Title: What to do when it’s your turn (and it’s always your turn)
In 16 different languages, Seth Godin translates to bias to action.
In all seriousness, this man is a powerhouse. With a 20+ year daily writing streak this book encompasses his philosophy for getting. stuff. done.
A huge bonus is the lack of fluff. It’s short & filled with practical, self-reflective questions, and insight to continue stepping up to the plate.
Until your work interacts with the market, it’s as if there is no work.
Being a grown-up has nothing to do with how old you are – it’s a choice. One that some people never get around to making.

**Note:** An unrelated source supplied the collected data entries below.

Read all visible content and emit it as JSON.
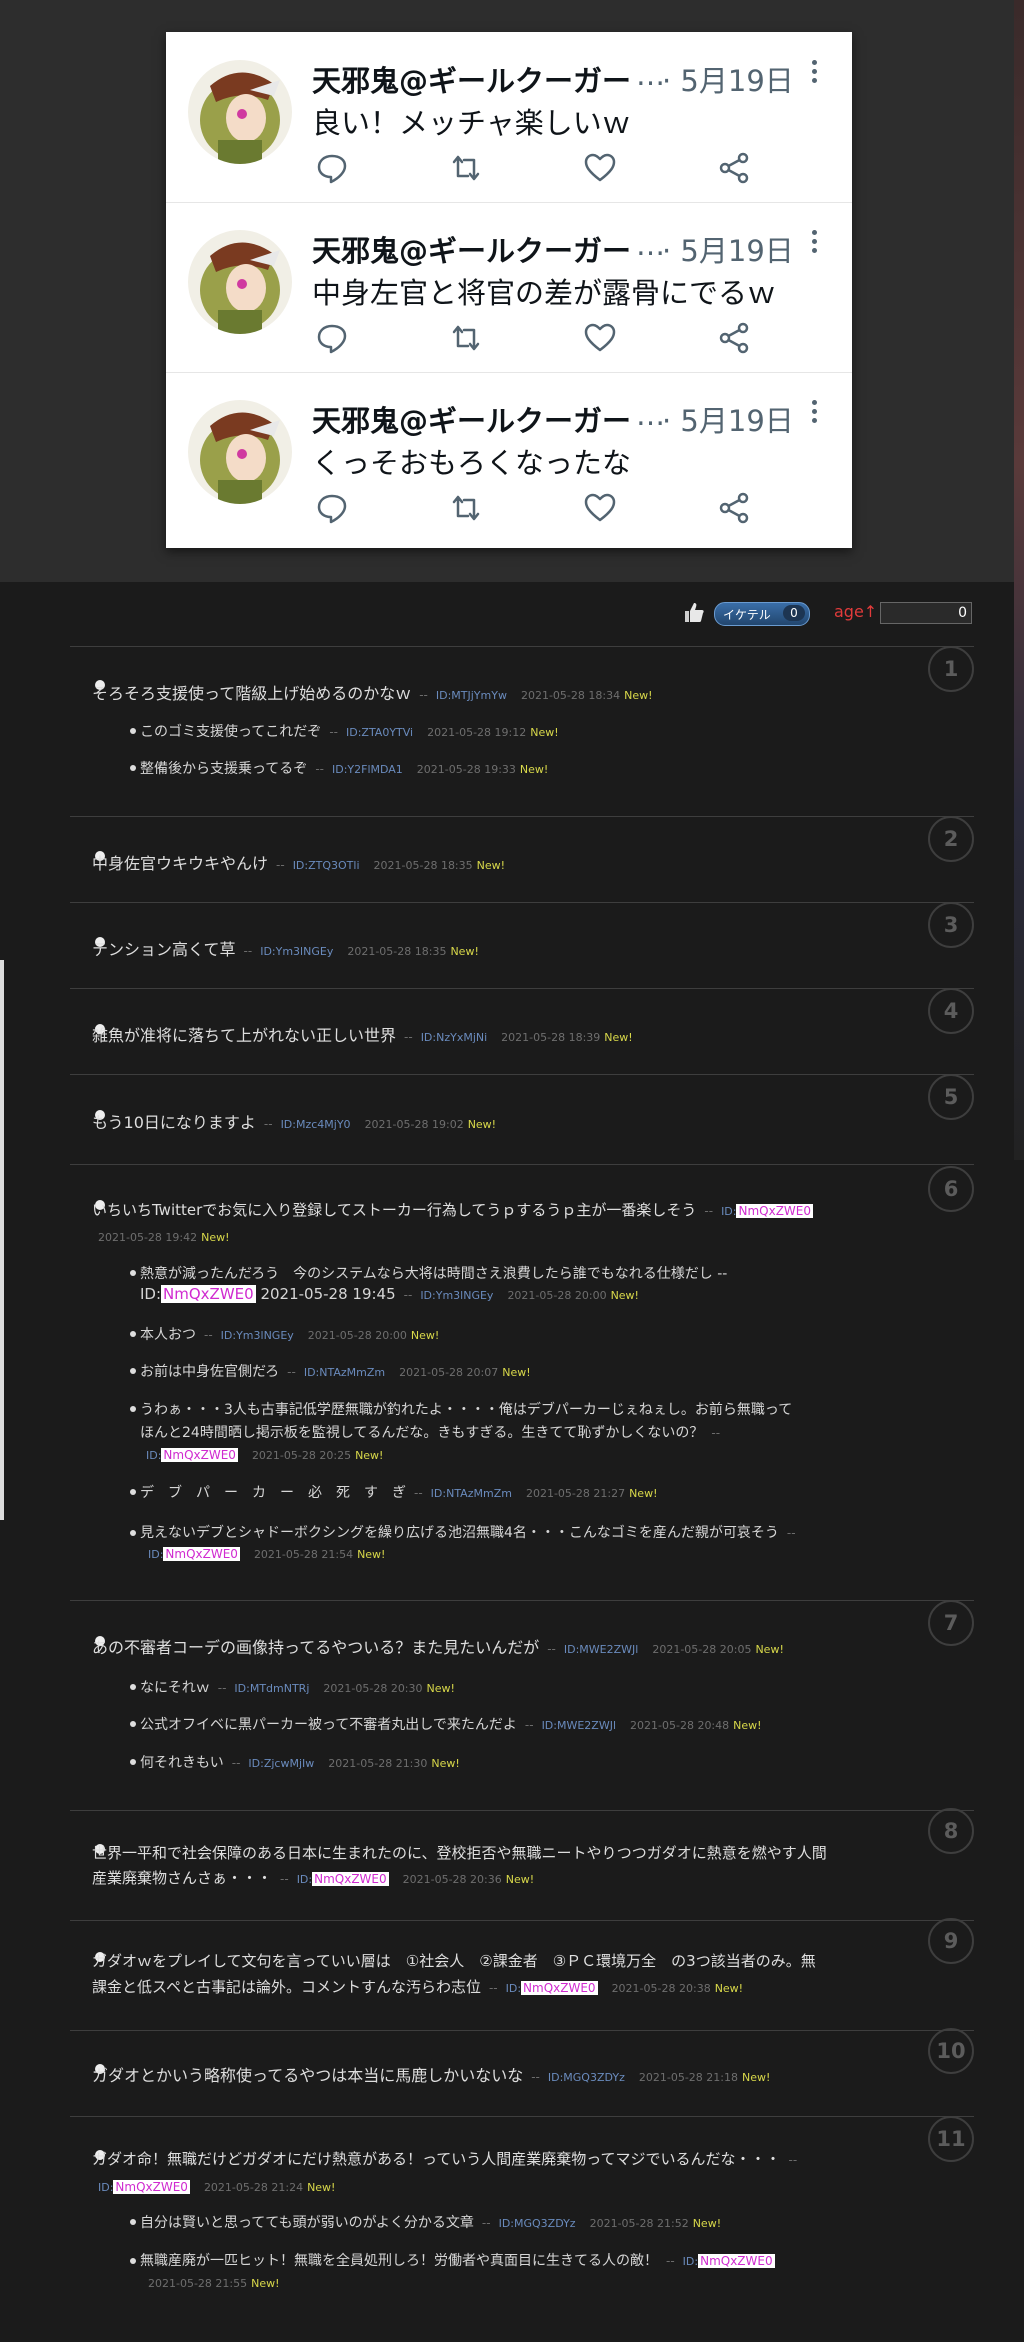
{
  "tweets": [
    {
      "author": "天邪鬼@ギールクーガー",
      "ellipsis": "…",
      "date": "· 5月19日",
      "text": "良い！メッチャ楽しいｗ"
    },
    {
      "author": "天邪鬼@ギールクーガー",
      "ellipsis": "…",
      "date": "· 5月19日",
      "text": "中身左官と将官の差が露骨にでるｗ"
    },
    {
      "author": "天邪鬼@ギールクーガー",
      "ellipsis": "…",
      "date": "· 5月19日",
      "text": "くっそおもろくなったな"
    }
  ],
  "rating": {
    "ikeru_label": "イケテル",
    "ikeru_count": "0",
    "age_label": "age↑",
    "age_count": "0"
  },
  "comments": [
    {
      "num": "1",
      "text": "そろそろ支援使って階級上げ始めるのかなｗ",
      "dash": "--",
      "id": "ID:MTJjYmYw",
      "date": "2021-05-28 18:34",
      "new": "New!",
      "replies": [
        {
          "text": "このゴミ支援使ってこれだぞ",
          "dash": "--",
          "id": "ID:ZTA0YTVi",
          "date": "2021-05-28 19:12",
          "new": "New!"
        },
        {
          "text": "整備後から支援乗ってるぞ",
          "dash": "--",
          "id": "ID:Y2FlMDA1",
          "date": "2021-05-28 19:33",
          "new": "New!"
        }
      ]
    },
    {
      "num": "2",
      "text": "中身佐官ウキウキやんけ",
      "dash": "--",
      "id": "ID:ZTQ3OTli",
      "date": "2021-05-28 18:35",
      "new": "New!"
    },
    {
      "num": "3",
      "text": "テンション高くて草",
      "dash": "--",
      "id": "ID:Ym3lNGEy",
      "date": "2021-05-28 18:35",
      "new": "New!"
    },
    {
      "num": "4",
      "text": "雑魚が准将に落ちて上がれない正しい世界",
      "dash": "--",
      "id": "ID:NzYxMjNi",
      "date": "2021-05-28 18:39",
      "new": "New!"
    },
    {
      "num": "5",
      "text": "もう10日になりますよ",
      "dash": "--",
      "id": "ID:Mzc4MjY0",
      "date": "2021-05-28 19:02",
      "new": "New!"
    },
    {
      "num": "6",
      "text": "いちいちTwitterでお気に入り登録してストーカー行為してうｐするうｐ主が一番楽しそう",
      "dash": "--",
      "id_prefix": "ID:",
      "id_hl": "NmQxZWE0",
      "date": "2021-05-28 19:42",
      "new": "New!",
      "replies": [
        {
          "line1": "熱意が減ったんだろう　今のシステムなら大将は時間さえ浪費したら誰でもなれる仕様だし --",
          "line2_prefix": "ID:",
          "line2_hl": "NmQxZWE0",
          "line2_date": "2021-05-28 19:45",
          "dash": "--",
          "id": "ID:Ym3lNGEy",
          "date": "2021-05-28 20:00",
          "new": "New!"
        },
        {
          "text": "本人おつ",
          "dash": "--",
          "id": "ID:Ym3lNGEy",
          "date": "2021-05-28 20:00",
          "new": "New!"
        },
        {
          "text": "お前は中身佐官側だろ",
          "dash": "--",
          "id": "ID:NTAzMmZm",
          "date": "2021-05-28 20:07",
          "new": "New!"
        },
        {
          "line1": "うわぁ・・・3人も古事記低学歴無職が釣れたよ・・・・俺はデブパーカーじぇねぇし。お前ら無職って",
          "line2": "ほんと24時間晒し掲示板を監視してるんだな。きもすぎる。生きてて恥ずかしくないの？",
          "dash": "--",
          "id_prefix": "ID:",
          "id_hl": "NmQxZWE0",
          "date": "2021-05-28 20:25",
          "new": "New!"
        },
        {
          "text": "デ　ブ　パ　ー　カ　ー　必　死　す　ぎ",
          "dash": "--",
          "id": "ID:NTAzMmZm",
          "date": "2021-05-28 21:27",
          "new": "New!"
        },
        {
          "text": "見えないデブとシャドーボクシングを繰り広げる池沼無職4名・・・こんなゴミを産んだ親が可哀そう",
          "dash": "--",
          "id_prefix": "ID:",
          "id_hl": "NmQxZWE0",
          "date": "2021-05-28 21:54",
          "new": "New!"
        }
      ]
    },
    {
      "num": "7",
      "text": "あの不審者コーデの画像持ってるやついる？また見たいんだが",
      "dash": "--",
      "id": "ID:MWE2ZWJl",
      "date": "2021-05-28 20:05",
      "new": "New!",
      "replies": [
        {
          "text": "なにそれｗ",
          "dash": "--",
          "id": "ID:MTdmNTRj",
          "date": "2021-05-28 20:30",
          "new": "New!"
        },
        {
          "text": "公式オフイベに黒パーカー被って不審者丸出しで来たんだよ",
          "dash": "--",
          "id": "ID:MWE2ZWJl",
          "date": "2021-05-28 20:48",
          "new": "New!"
        },
        {
          "text": "何それきもい",
          "dash": "--",
          "id": "ID:ZjcwMjIw",
          "date": "2021-05-28 21:30",
          "new": "New!"
        }
      ]
    },
    {
      "num": "8",
      "line1": "世界一平和で社会保障のある日本に生まれたのに、登校拒否や無職ニートやりつつガダオに熱意を燃やす人間",
      "line2": "産業廃棄物さんさぁ・・・",
      "dash": "--",
      "id_prefix": "ID:",
      "id_hl": "NmQxZWE0",
      "date": "2021-05-28 20:36",
      "new": "New!"
    },
    {
      "num": "9",
      "line1": "ガダオｗをプレイして文句を言っていい層は　①社会人　②課金者　③ＰＣ環境万全　の3つ該当者のみ。無",
      "line2": "課金と低スペと古事記は論外。コメントすんな汚らわ志位",
      "dash": "--",
      "id_prefix": "ID:",
      "id_hl": "NmQxZWE0",
      "date": "2021-05-28 20:38",
      "new": "New!"
    },
    {
      "num": "10",
      "text": "ガダオとかいう略称使ってるやつは本当に馬鹿しかいないな",
      "dash": "--",
      "id": "ID:MGQ3ZDYz",
      "date": "2021-05-28 21:18",
      "new": "New!"
    },
    {
      "num": "11",
      "text": "ガダオ命！無職だけどガダオにだけ熱意がある！っていう人間産業廃棄物ってマジでいるんだな・・・",
      "dash": "--",
      "id_prefix": "ID:",
      "id_hl": "NmQxZWE0",
      "date": "2021-05-28 21:24",
      "new": "New!",
      "replies": [
        {
          "text": "自分は賢いと思ってても頭が弱いのがよく分かる文章",
          "dash": "--",
          "id": "ID:MGQ3ZDYz",
          "date": "2021-05-28 21:52",
          "new": "New!"
        },
        {
          "text": "無職産廃が一匹ヒット！無職を全員処刑しろ！労働者や真面目に生きてる人の敵！",
          "dash": "--",
          "id_prefix": "ID:",
          "id_hl": "NmQxZWE0",
          "date": "2021-05-28 21:55",
          "new": "New!"
        }
      ]
    }
  ]
}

It’s not about figuring out how to be comfortable enough to do the work. In fact, we’re capable of creating work that matters only if we’re willing to be uncomfortable while we do it.
The need to be recognized as the winner destroys your ability to take your turn. Taking your turn requires you to be willing not to win.
Issac Asimov got up and wrote until 12 every day. He published 400 books in his lifetime. His best work surprised him every time.
Either you’re the creator or the audience. Either taking your turn or waiting for it.
Are you working to connect the dots or merely collecting more dots?
Only one thing that separates successful students from unsuccessful ones.
The good ones show up and say “teach me.” I like that a lot because anyone can show up and say “teach me”.
The cost of being wrong is less than the cost of doing nothing.